"You're a Hufflepuff," Tony stated simply to Bruce one morning, sipping on a rancid smelling cup of coffee. "And, apparently, creative scheming is better left to us Ravenclaws, who actually possess more than half a brain and a boring personality."

Bruce looked decidedly unimpressed as he sipped his tea and took in Tony's dark eye bags, "Been thinking about this for awhile, have you?"

Tony ignored his jibe and went to pour himself a drink, before remembering that all of his alcohol was gone. He heaved a sigh and collapsed onto the couch.

"I always pictured myself a Ravenclaw, personally," Bruce muttered thoughtfully as he added another spoon of sugar.

Tony looked him over and snorted, "Nah, you're a pansy my friend."

Bruce rolled his eyes and sipped his coffee. "Well, if I'm a Hufflepuff, then so is Clint. He's even more of a pansy than I am."

"Don't let him hear you say that."

"Too late," Clint muttered as he jumped gracefully down from where he had been crawling in the heating vents. "Why the hell am I a Hufflepuff?"

"They're particularly good finders," Tony mocked.

Clint sighed and replied, "Whatever I am, it can't be worse than what Nat is."

"Oh, however did you guess?" Tony sang in a mocking voice. "Our dear friend Nat can be nothing but a Slytherin."

Clint snickered. "Don't let her hear you say that."

An awkward silence soon followed. Clint had speared the nearest muffin with one of his arrows and was proceeding to glare at Tony as he ate it.

"I guess we're housemates then? At least according to the Harry Potter series." Bruce blurted out, looking slightly embarrassed. Then again, Bruce always looked embarrassed and flustered and generally awkward.

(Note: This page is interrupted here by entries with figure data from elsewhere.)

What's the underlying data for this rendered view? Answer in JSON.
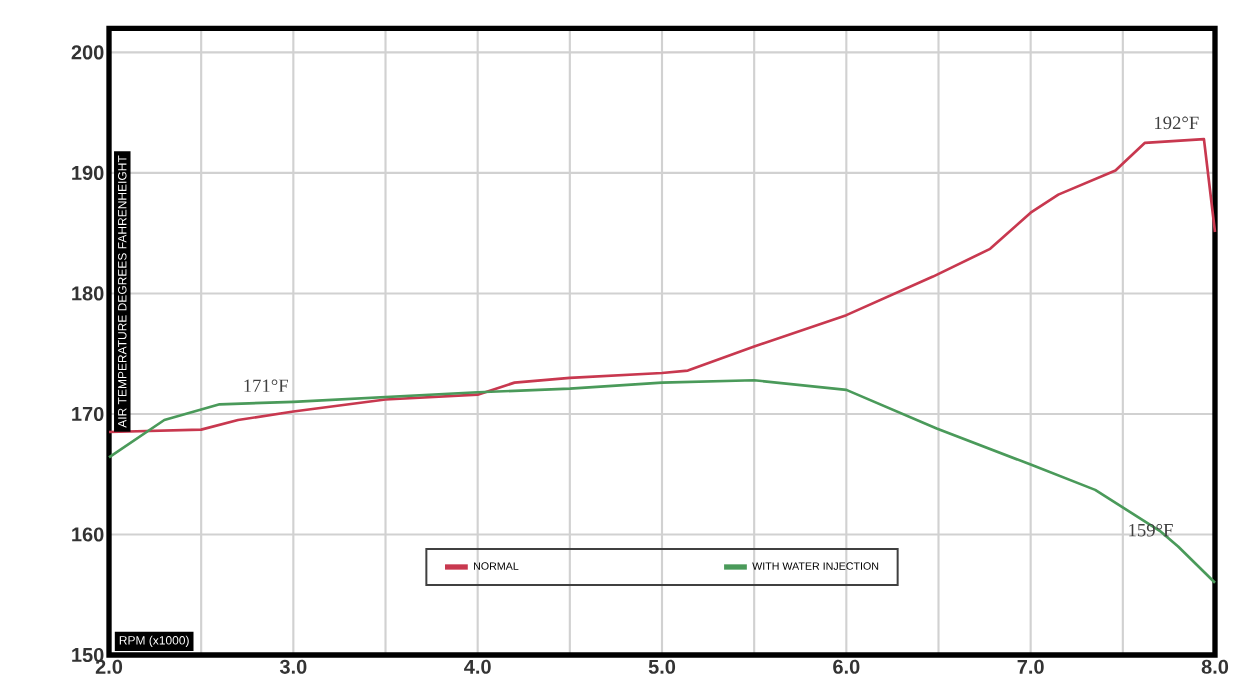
{
  "chart_data": {
    "type": "line",
    "xlabel": "RPM (x1000)",
    "ylabel": "AIR TEMPERATURE DEGREES FAHRENHEIGHT",
    "xlim": [
      2,
      8
    ],
    "ylim": [
      150,
      202
    ],
    "xticks": [
      {
        "value": 2,
        "label": "2.0"
      },
      {
        "value": 2.5,
        "label": null
      },
      {
        "value": 3,
        "label": "3.0"
      },
      {
        "value": 3.5,
        "label": null
      },
      {
        "value": 4,
        "label": "4.0"
      },
      {
        "value": 4.5,
        "label": null
      },
      {
        "value": 5,
        "label": "5.0"
      },
      {
        "value": 5.5,
        "label": null
      },
      {
        "value": 6,
        "label": "6.0"
      },
      {
        "value": 6.5,
        "label": null
      },
      {
        "value": 7,
        "label": "7.0"
      },
      {
        "value": 7.5,
        "label": null
      },
      {
        "value": 8,
        "label": "8.0"
      }
    ],
    "yticks": [
      150,
      160,
      170,
      180,
      190,
      200
    ],
    "grid": true,
    "legend": "bottom",
    "marker": "none",
    "line_style": "solid",
    "series": [
      {
        "name": "NORMAL",
        "color": "#c8384f",
        "x": [
          2.0,
          2.5,
          2.7,
          3.0,
          3.5,
          4.0,
          4.2,
          4.5,
          5.0,
          5.14,
          5.5,
          6.0,
          6.47,
          6.78,
          7.0,
          7.15,
          7.46,
          7.62,
          7.94,
          8.0
        ],
        "values": [
          168.5,
          168.7,
          169.5,
          170.2,
          171.2,
          171.6,
          172.6,
          173.0,
          173.4,
          173.6,
          175.6,
          178.2,
          181.4,
          183.7,
          186.7,
          188.2,
          190.2,
          192.5,
          192.8,
          185.1
        ]
      },
      {
        "name": "WITH WATER INJECTION",
        "color": "#4a9a5a",
        "x": [
          2.0,
          2.3,
          2.6,
          3.0,
          3.5,
          4.0,
          4.5,
          5.0,
          5.5,
          6.0,
          6.49,
          7.0,
          7.35,
          7.7,
          7.8,
          8.0
        ],
        "values": [
          166.4,
          169.5,
          170.8,
          171.0,
          171.4,
          171.8,
          172.1,
          172.6,
          172.8,
          172.0,
          168.8,
          165.8,
          163.7,
          160.3,
          159.0,
          156.0
        ]
      }
    ],
    "annotations": [
      {
        "text": "171°F",
        "x": 3.0,
        "y": 171.0
      },
      {
        "text": "192°F",
        "x": 7.94,
        "y": 192.8
      },
      {
        "text": "159°F",
        "x": 7.8,
        "y": 159.0
      }
    ]
  }
}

"Harry Potter?" Questioned a loud voice as Thor strode into the room. "I have heard Jane and Darcy speak of this Harry Potter before. Apparently he attends a school of magic!"

"That's right Point-Break," Tony agreed, nodding his approval and spreading his arms out in an overdramatic gesture, "And you, my large and hairy blond thunder god, are most certainly from the noble house of Gryffindor."

Thor looked very pleased with himself. The team had started to drift into the room, and Tony was delighted with his new crop of victims.

"All hail the queen of the serpents!" He intoned in a deep voice as Nat sauntered into the room and sat down next to Clint. She simply stuck her tongue out at him.

It was only when Captain America came into the room that all hell broke loose. He walked purposefully towards the kitchen and grabbed a blueberry muffin as the eyes of the team followed him.

"Gryffindor," Clint stated, and everyone agreed.

Steve paused and looked at the rest of the team questioningly. "Gryffindor? What's that?" The smug looks on the faces of the rest of the team clued him in pretty quickly. "Is this one of those things that I missed while I was frozen?"

Tony shook his head. "If only you knew, my friend. If only."

Letting out a disgruntled sigh, Steve flopped down onto the nearest kitchen chair, "Just spit it out already."

Putting a hand on Captain's shoulder, Tony grinned, "Why Star and Stripes, I thought you'd never ask!"

That's how Tony got Steve to read Harry Potter. He hasn't come out of his room in days.

DISCLAIMER: WE HAVE NOTHING AGAINST ANY OF THE HOUSES; WE'RE JUST BOTH BIASED CAUSE WE'RE RAVENCLAWS AND ALSO TONY'S A DRAMA QUEEN, LET'S BE HONEST.